La question de l’emploi des jeunes pourrait d’ailleurs être l’adversaire politique le plus sérieux du président sortant lorsque, en février 2019, il remettra son mandat en jeu. Tout comme elle sera la principale bombe à retardement à désamorcer pour garantir la paix sociale dans les années à venir.

15,7 % des Sénégalais âgés de 15 ans ou plus sont en quête d’un emploi

D’après les chiffres 2017 de l’Agence nationale de la statistique et de la démographie, 15,7 % des Sénégalais âgés de 15 ans ou plus sont en quête d’un emploi, dont 18,6 % en milieu urbain. Ces statistiques ne tiennent pas compte de ceux, encore plus nombreux, sans aucune qualification professionnelle. Une préoccupation à laquelle le gouvernement tente de répondre à travers divers programmes (instituts d’enseignement professionnel, projet Formation-École-Entreprise, etc.).
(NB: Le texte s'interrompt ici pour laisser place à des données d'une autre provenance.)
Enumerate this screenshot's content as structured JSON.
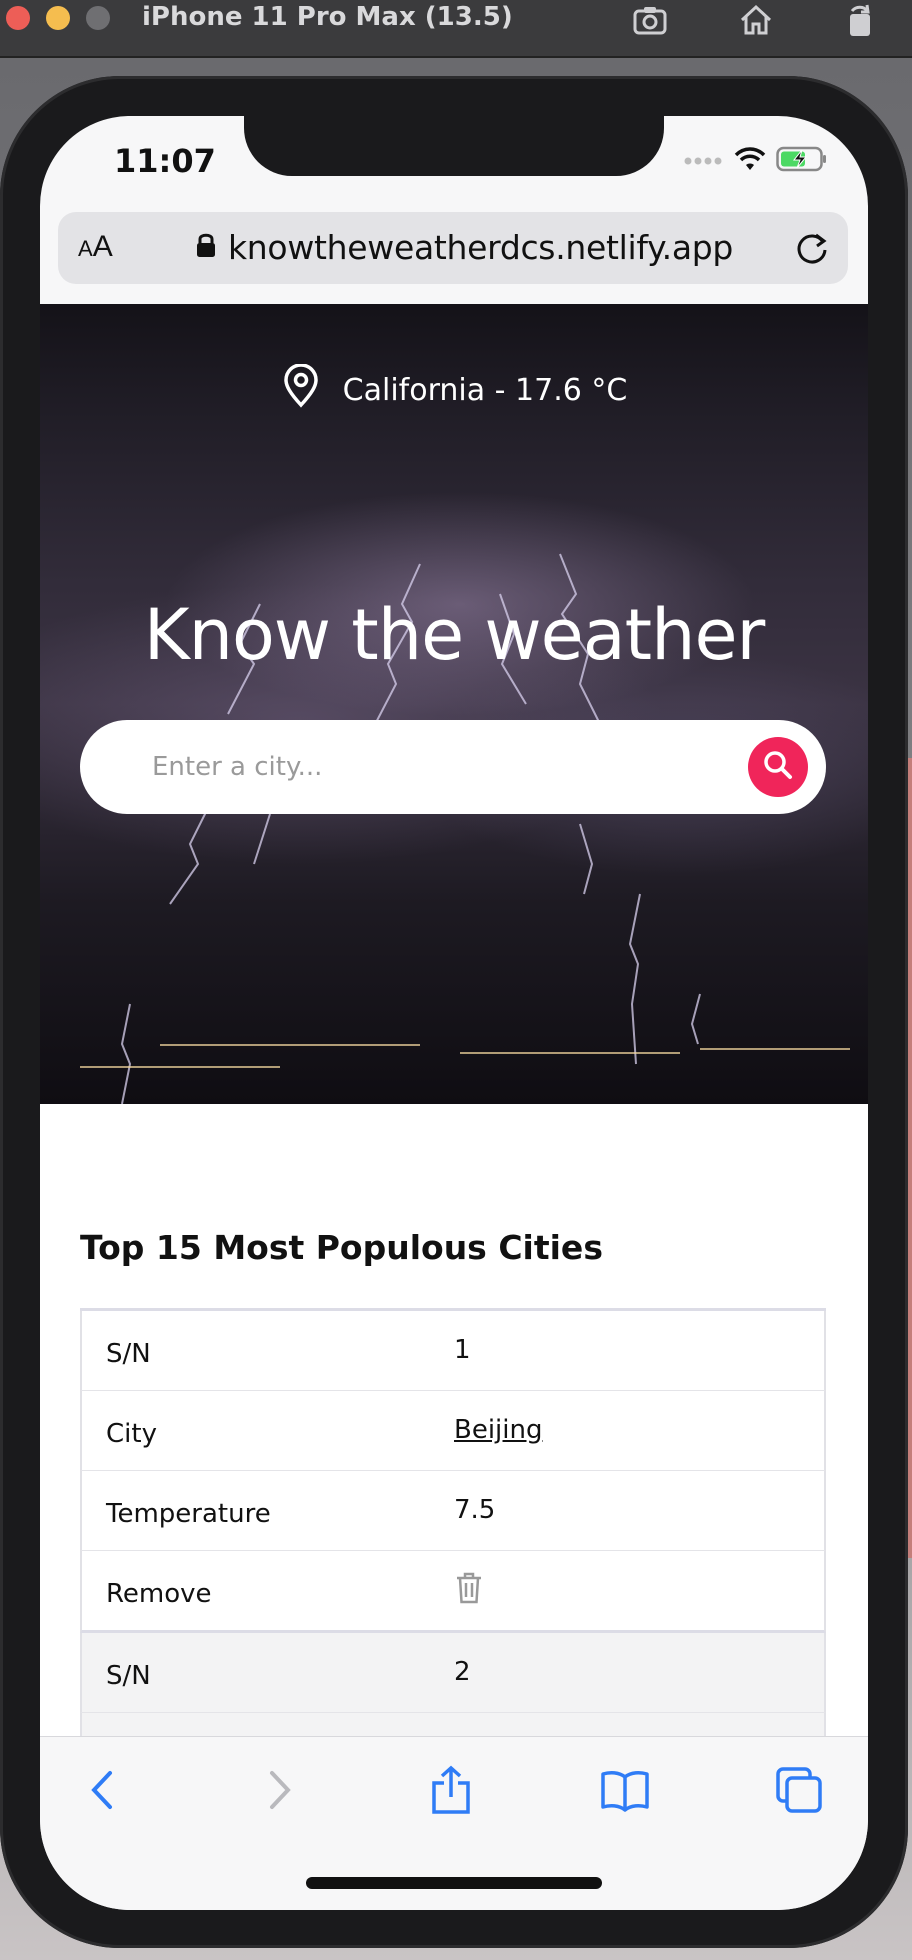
{
  "simulator": {
    "title": "iPhone 11 Pro Max (13.5)",
    "icons": [
      "screenshot-icon",
      "home-icon",
      "rotate-icon"
    ]
  },
  "status_bar": {
    "time": "11:07",
    "icons": [
      "signal-dots-icon",
      "wifi-icon",
      "battery-charging-icon"
    ]
  },
  "browser": {
    "text_size_label_small": "A",
    "text_size_label_large": "A",
    "url": "knowtheweatherdcs.netlify.app"
  },
  "hero": {
    "location": "California - 17.6 °C",
    "title": "Know the weather",
    "search_placeholder": "Enter a city..."
  },
  "section": {
    "title": "Top 15 Most Populous Cities"
  },
  "table": {
    "rows": [
      {
        "key": "S/N",
        "value": "1"
      },
      {
        "key": "City",
        "value": "Beijing"
      },
      {
        "key": "Temperature",
        "value": "7.5"
      },
      {
        "key": "Remove",
        "value": ""
      },
      {
        "key": "S/N",
        "value": "2"
      }
    ]
  },
  "colors": {
    "accent": "#f0255a",
    "safari_blue": "#2f7cf6"
  }
}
Il est pourtant déjà clair que le chef de l’État et son gouvernement ne pourront jamais, en l’espace d’un ou de deux mandats, assurer le plein-emploi et résorber le chômage endémique des jeunes. Pour espérer créer les conditions favorables, il faudra, selon les experts, une croissance annuelle du PIB de l’ordre de 9 % à 10 % pendant au moins une décennie. Mais les structures de l’économie sénégalaise sont-elles prêtes ?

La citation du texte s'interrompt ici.